Uno entró corriendo hacia el altar. Yo pensé: ¡Dios, el lugar más sagrado! Otro fue a la sede y se sentó muy campante, otro tomó el confesionario por asalto, se sentó y comenzó a gritar, mientras que en el presbiterio uno más tocaba a rebato la campanilla y otro con el armonium comenzaba a tocar alguna cosa en tanto que yo estaba sujeto por dos que se habían colgado de mí.
Eran los pequeños alumnos del 1er grado de primaria de nuestro colegio parroquial....

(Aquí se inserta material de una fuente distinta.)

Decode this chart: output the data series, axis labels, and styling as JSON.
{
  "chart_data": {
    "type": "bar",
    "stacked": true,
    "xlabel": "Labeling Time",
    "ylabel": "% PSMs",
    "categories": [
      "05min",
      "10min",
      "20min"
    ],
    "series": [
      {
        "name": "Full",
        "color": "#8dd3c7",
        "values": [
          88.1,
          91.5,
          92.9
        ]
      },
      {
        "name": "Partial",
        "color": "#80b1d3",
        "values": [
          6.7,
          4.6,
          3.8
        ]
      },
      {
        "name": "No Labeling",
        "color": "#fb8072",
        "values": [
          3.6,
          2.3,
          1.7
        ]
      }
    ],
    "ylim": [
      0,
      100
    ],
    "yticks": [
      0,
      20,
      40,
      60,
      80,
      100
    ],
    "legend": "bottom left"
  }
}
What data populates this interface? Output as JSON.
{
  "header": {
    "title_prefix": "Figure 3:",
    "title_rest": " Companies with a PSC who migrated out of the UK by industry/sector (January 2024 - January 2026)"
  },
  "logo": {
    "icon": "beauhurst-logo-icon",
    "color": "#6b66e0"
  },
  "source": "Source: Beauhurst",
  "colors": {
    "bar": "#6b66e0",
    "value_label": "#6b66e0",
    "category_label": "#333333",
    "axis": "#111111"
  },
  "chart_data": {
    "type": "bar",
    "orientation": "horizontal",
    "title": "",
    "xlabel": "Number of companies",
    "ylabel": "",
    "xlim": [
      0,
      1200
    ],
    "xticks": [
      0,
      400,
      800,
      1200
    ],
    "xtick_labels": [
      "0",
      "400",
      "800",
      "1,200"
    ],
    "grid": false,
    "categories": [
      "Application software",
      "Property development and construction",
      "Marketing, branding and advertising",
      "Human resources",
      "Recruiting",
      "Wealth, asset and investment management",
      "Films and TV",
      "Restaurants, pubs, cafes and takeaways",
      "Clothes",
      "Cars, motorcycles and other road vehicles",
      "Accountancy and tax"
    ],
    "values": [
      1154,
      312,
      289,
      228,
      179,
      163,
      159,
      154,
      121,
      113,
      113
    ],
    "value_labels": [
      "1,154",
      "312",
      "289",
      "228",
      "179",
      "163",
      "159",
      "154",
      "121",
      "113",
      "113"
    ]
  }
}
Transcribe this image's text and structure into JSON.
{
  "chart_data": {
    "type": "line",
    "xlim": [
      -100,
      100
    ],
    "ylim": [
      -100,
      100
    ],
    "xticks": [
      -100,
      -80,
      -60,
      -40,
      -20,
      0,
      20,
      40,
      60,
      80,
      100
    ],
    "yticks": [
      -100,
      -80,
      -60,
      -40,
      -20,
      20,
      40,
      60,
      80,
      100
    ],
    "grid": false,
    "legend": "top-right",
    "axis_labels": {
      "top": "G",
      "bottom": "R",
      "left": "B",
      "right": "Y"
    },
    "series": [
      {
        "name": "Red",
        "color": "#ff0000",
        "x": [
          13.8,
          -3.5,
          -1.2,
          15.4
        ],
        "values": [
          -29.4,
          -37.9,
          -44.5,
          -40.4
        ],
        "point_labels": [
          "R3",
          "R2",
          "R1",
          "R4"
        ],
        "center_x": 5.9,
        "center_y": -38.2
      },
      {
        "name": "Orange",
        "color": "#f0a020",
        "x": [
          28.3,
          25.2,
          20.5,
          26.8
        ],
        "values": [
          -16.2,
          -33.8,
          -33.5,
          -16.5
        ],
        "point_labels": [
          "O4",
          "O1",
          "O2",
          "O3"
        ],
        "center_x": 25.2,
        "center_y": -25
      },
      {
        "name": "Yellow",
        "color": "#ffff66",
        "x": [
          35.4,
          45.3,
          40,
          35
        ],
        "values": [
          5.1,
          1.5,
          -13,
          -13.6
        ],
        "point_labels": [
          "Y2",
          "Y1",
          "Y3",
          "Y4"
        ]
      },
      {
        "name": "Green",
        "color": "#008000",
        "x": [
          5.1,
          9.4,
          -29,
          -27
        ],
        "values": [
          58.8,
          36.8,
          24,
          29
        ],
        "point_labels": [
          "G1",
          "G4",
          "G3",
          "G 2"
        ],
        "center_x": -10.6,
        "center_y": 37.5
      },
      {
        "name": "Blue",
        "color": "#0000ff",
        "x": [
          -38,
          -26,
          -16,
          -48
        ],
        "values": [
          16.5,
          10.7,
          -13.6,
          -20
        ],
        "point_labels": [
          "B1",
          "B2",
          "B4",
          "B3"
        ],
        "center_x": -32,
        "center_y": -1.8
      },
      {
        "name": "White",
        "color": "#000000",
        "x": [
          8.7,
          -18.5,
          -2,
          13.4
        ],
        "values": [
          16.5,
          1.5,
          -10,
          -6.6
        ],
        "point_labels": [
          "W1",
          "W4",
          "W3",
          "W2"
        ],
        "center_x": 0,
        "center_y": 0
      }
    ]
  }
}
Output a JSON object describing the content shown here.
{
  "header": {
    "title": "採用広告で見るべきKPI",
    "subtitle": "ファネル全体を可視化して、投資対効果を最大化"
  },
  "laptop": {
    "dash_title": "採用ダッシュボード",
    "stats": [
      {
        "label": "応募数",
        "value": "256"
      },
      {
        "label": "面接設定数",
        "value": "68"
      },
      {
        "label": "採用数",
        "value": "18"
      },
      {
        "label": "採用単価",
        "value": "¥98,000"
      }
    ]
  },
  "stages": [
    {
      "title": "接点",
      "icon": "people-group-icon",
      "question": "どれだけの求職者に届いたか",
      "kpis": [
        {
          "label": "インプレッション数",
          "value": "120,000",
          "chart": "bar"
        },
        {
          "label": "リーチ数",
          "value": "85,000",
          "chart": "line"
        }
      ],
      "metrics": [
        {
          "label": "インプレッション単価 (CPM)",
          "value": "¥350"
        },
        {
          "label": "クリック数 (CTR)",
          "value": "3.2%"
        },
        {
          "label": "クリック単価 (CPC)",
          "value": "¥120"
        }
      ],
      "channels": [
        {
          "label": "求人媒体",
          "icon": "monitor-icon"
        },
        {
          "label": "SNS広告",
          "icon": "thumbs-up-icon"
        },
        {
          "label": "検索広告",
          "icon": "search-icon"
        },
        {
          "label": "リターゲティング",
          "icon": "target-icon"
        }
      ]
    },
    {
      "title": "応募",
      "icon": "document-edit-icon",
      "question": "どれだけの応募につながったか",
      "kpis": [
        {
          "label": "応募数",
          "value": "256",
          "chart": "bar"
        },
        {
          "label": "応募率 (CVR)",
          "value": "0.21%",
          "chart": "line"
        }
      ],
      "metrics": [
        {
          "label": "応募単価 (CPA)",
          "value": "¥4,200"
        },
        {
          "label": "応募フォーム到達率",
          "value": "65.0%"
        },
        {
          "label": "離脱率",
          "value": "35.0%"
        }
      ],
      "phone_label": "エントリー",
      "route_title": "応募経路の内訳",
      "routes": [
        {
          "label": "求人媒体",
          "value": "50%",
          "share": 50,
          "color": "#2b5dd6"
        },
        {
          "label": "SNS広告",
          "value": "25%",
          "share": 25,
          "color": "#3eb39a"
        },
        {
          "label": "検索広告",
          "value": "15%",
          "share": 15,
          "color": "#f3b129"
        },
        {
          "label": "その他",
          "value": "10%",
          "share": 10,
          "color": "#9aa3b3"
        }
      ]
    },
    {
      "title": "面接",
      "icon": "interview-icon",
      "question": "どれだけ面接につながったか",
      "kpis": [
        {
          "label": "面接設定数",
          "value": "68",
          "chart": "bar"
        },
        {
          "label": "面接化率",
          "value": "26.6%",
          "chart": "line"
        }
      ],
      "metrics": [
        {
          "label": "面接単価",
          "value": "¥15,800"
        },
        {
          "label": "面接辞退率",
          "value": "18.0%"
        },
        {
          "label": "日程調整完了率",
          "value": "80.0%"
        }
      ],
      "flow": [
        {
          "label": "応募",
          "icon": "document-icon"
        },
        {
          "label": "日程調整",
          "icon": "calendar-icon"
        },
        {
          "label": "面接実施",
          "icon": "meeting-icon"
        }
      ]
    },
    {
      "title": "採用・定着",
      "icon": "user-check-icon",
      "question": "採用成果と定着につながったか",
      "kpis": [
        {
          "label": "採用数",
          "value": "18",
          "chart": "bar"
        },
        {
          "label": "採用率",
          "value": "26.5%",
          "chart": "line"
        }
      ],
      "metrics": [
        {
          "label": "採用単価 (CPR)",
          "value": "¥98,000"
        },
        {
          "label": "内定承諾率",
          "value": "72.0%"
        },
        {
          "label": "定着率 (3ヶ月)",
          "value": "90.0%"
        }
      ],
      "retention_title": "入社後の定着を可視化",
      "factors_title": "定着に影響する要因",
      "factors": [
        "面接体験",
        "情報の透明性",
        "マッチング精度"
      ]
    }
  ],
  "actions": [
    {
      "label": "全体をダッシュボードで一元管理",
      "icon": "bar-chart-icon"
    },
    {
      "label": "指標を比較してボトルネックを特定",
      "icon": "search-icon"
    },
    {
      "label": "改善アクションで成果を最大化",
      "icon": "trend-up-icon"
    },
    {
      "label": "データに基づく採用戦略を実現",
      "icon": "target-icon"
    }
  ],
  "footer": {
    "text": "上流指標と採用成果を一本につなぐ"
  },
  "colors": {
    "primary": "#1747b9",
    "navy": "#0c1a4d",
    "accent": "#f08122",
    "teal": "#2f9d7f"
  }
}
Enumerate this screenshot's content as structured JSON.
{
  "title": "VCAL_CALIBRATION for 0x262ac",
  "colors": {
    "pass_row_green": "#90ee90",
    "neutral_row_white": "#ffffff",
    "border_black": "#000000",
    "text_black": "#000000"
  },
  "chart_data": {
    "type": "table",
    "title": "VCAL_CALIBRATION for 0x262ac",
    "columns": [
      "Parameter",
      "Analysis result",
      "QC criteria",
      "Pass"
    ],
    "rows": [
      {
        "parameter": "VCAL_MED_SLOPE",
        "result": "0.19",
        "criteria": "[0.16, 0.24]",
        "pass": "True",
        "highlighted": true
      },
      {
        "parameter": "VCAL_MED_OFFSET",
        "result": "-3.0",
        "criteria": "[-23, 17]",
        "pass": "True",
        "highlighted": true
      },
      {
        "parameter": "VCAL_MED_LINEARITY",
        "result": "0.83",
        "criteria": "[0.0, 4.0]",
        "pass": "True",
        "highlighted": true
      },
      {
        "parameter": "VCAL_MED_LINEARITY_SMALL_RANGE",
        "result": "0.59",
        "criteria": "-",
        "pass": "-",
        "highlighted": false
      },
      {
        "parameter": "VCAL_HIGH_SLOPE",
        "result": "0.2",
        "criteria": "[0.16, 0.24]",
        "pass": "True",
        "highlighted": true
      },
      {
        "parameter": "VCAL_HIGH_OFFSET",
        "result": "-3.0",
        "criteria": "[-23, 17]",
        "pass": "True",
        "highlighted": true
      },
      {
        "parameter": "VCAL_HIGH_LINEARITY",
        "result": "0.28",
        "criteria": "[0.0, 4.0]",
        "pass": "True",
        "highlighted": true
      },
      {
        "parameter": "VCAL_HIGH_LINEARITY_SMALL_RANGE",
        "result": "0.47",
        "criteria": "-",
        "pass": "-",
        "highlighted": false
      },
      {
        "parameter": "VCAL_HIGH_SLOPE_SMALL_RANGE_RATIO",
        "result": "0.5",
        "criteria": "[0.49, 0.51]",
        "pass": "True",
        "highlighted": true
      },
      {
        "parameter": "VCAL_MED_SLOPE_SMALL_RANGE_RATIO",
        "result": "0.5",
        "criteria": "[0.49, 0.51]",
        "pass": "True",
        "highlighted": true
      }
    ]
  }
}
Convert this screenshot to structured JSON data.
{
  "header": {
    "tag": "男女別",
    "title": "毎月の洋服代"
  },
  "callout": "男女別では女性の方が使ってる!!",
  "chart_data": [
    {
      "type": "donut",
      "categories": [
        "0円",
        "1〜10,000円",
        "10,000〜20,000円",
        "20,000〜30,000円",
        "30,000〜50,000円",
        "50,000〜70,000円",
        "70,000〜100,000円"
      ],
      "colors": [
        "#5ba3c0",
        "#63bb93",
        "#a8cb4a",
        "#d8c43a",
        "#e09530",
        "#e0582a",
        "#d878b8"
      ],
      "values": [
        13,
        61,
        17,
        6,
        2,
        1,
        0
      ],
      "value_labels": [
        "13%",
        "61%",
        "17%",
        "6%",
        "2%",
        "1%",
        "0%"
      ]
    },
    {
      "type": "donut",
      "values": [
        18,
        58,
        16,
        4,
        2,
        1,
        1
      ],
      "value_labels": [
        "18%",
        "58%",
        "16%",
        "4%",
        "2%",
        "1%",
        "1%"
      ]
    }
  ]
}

Yo siempre he sido un señor que tiene sus esquemas bien perfectos y cuadraditos y gracias a Dios, como les decía antes, él ya me había estado preparando para dejar mis esquemas en el bolsillo. Mientras veía a estos asaltantes primero con algo de terror y luego con sentimiento de resignación -tenían seis años de edad cada uno- tomar la Iglesia y comenzar una extraña liturgia de gritos, risas, corridas y demás cosas parecidas, cuando supe que me iba ser imposible controlarlos a todos, me senté y medio resignado y cómplice me quedé viéndolos. Me imaginaba nuestras solemnes ceremonias realizadas por ellos con sus caras de juego interminable. Imaginaba toda la Iglesia llena de pequeños de seis años cada quien trepado en un altar abrazado a algún santo o corriendo sin parar por los pasillos sin esa gente que les dice: "Sssshhhhhhhh, silencio, es la casa de Dios".

Gracias a Dios mismo, no había ningún otro grande en ese momento, sólo estaban mis asaltantes y yo. Porque ya me imagino si hubiera estado uno sólo nomás, la que se hubiera armado.... Trataba de imaginarme también a Pedro, el apóstol, espantando a los pequeños y al Señor Jesús haciendo un alto a Pedro y guiñando el ojo a los pequeños para que se acerquen nomás y le ensucien con confianza el manto y la túnica.

Yo no sé si al final habré orado, pero esos pequeños, de los cuales es el reino de los cielos, me hicieron pensar largo rato sobre la sencillez y la candidez de alma. Porque de observarlos -y sufrirlos, se me vinieron abajo muchas de mis complicaciones de "grande".

Felizmente, luego de un tiempo de "hermoso desorden y bullicio" pudieron hacerme caso y abandonar el sagrado recinto no sin antes agradecer a Dios con una sencilla oración (Y yo también agradecí a Dios porque no se metieron con ninguno de los floreros...)

Pequeños asaltantes de esa mañana sin capítulos, Dios les guarde siempre.